Jogos de poder, créditos de carbono
Créditos de carbono viraram vitrine ambiental para países ricos, enquanto o Brasil corre o risco de trocar produção e soberania por um mercado restrito, incerto e subordinado a interesses externos.

Créditos de carbono viraram vitrine ambiental para países ricos, enquanto o Brasil corre o risco de trocar produção e soberania por um mercado restrito, incerto e subordinado a interesses externos
Os créditos de carbono foram promovidos como uma ferramenta de incentivo capaz de recompensar práticas benéficas, a partir do Protocolo de Kyoto (1997), o que foi reafirmado no Acordo de Paris (2015). A ferramenta, porém, vem sofrendo críticas diversas. O professor de direito da Fundação Getúlio Vargas (FGV), Daniel Vargas, apontou em entrevista para Forbes que a postura dos estados europeus também mudou nesse quesito.

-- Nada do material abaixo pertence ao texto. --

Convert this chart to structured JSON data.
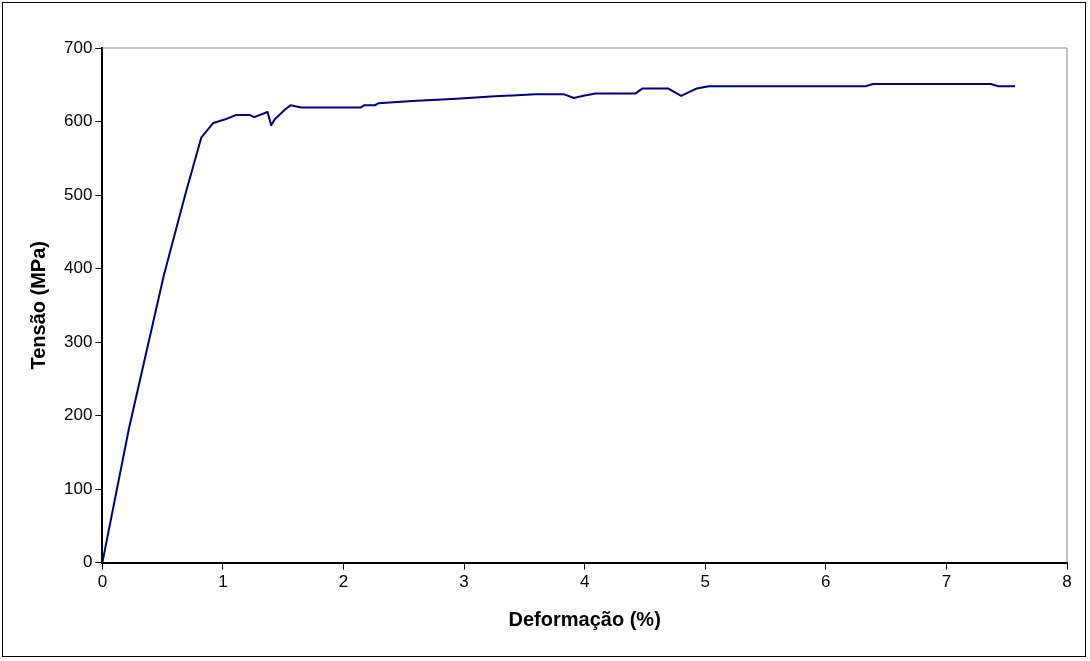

“A Europa, que estimulava fortemente a adoção do mercado de carbono por outros países, mudou o script e começou a adotar medidas unilaterais para fazer valer a sua expectativa ambiental”, diz o professor. Isto é, os governos europeus julgaram os incentivos financeiros insuficientes e decidiram por medidas mais duras para pressionar outros países a adotar medidas ambientais.
Críticos ligados às posições ambientalistas atacam os créditos de carbono por considerá-los “licenças para poluir” ou por não aceitarem que empresas como as petrolíferas ganhem legitimidade ambiental por meio de mecanismos compensatórios. Para esses críticos, as petrolíferas deveriam deixar de existir, os combustíveis fósseis ser banidos e a produção, em geral, decrescer. Algumas ONGs militantes também se dedicam a expor esquemas ligados ao mercado de carbono, sem necessariamente rejeitar sua existência regulada. Contudo, é preciso guardar ressalvas: um setor interessado em controlar o mercado, por meio da produção de regulações e da presença em organismos de controle e certificação, pode tentar impor barreiras de entrada contra players poderosos como as próprias petrolíferas. Ou seja, certas organizações podem estar interessadas em um sistema centralizado e compulsório, não apenas para garantir o máximo de reduções ou impor contribuições a todas as empresas, mas também por interesse em restringir a atuação dentro do mercado.
Como disse o professor Daniel Vargas, trata-se de “um mercado de boutique”, que beneficia poucos e ainda é permeado por incertezas.
“O grande problema que muitas vezes afeta essa discussão é querer pressupor que o modelo do que é verde e sustentável seja ditado por um ou outro país”, disse ainda o professor, oferecendo um fundamento técnico além das preocupações políticas inerentes à questão: os outros países têm solo, clima e formas de produzir diferentes das condições que imperam no Brasil.
A ideia de recompensar os países “que prestam serviços ambientais” dentro do sistema de créditos de carbono também pode ser encarada como uma forma de “colonialismo climático”: enquanto os países desenvolvidos mantêm o ritmo de suas economias, impõem o fardo de certas políticas ambientais sobre os países menos desenvolvidos. No caso dos créditos de carbono, a própria dinâmica que produz os espaços nos países em desenvolvimento é alterada em função da geração de créditos para países desenvolvidos e multinacionais, que deixam de produzir para oferecer reservas de carbono.
Com o discurso de demonização da política agrícola, existe uma tendência pela reconversão de terras produtivas em “reservas de carbono”. No Peru, cafeicultores foram expulsos para dar lugar a um projeto de créditos de carbono em Alto Mayo, na floresta amazônica. No Quênia, indígenas do povo Sengwer perderam terras para um projeto expansivo de reflorestamento. Os pesquisadores Kristen Lyons e Peter Westoby escreveram sobre comunidades que perderam acesso a terras reconvertidas para créditos de carbono em Uganda. A cobrança e a pressão climática dos países ricos sobre os países em desenvolvimento aumenta enquanto os países ricos transferem processos produtivos mais intensivos na emissão de carbono também para os países em desenvolvimento; essa realidade os pesquisadores chamaram de "colonialismo de carbono".
O mercado de carbono não é um substituto, nem sequer um prospecto otimista de “superação” da economia do agronegócio. Como disse o professor Daniel Vargas, trata-se de “um mercado de boutique”, que beneficia poucos e ainda é permeado por incertezas.
O Brasil precisa de um verdadeiro projeto de desenvolvimento — e não de perfumarias para exposição internacional que servem ao ganho de poucos. Condenados estaremos, se nos enfeitarmos com os aromas da submissão.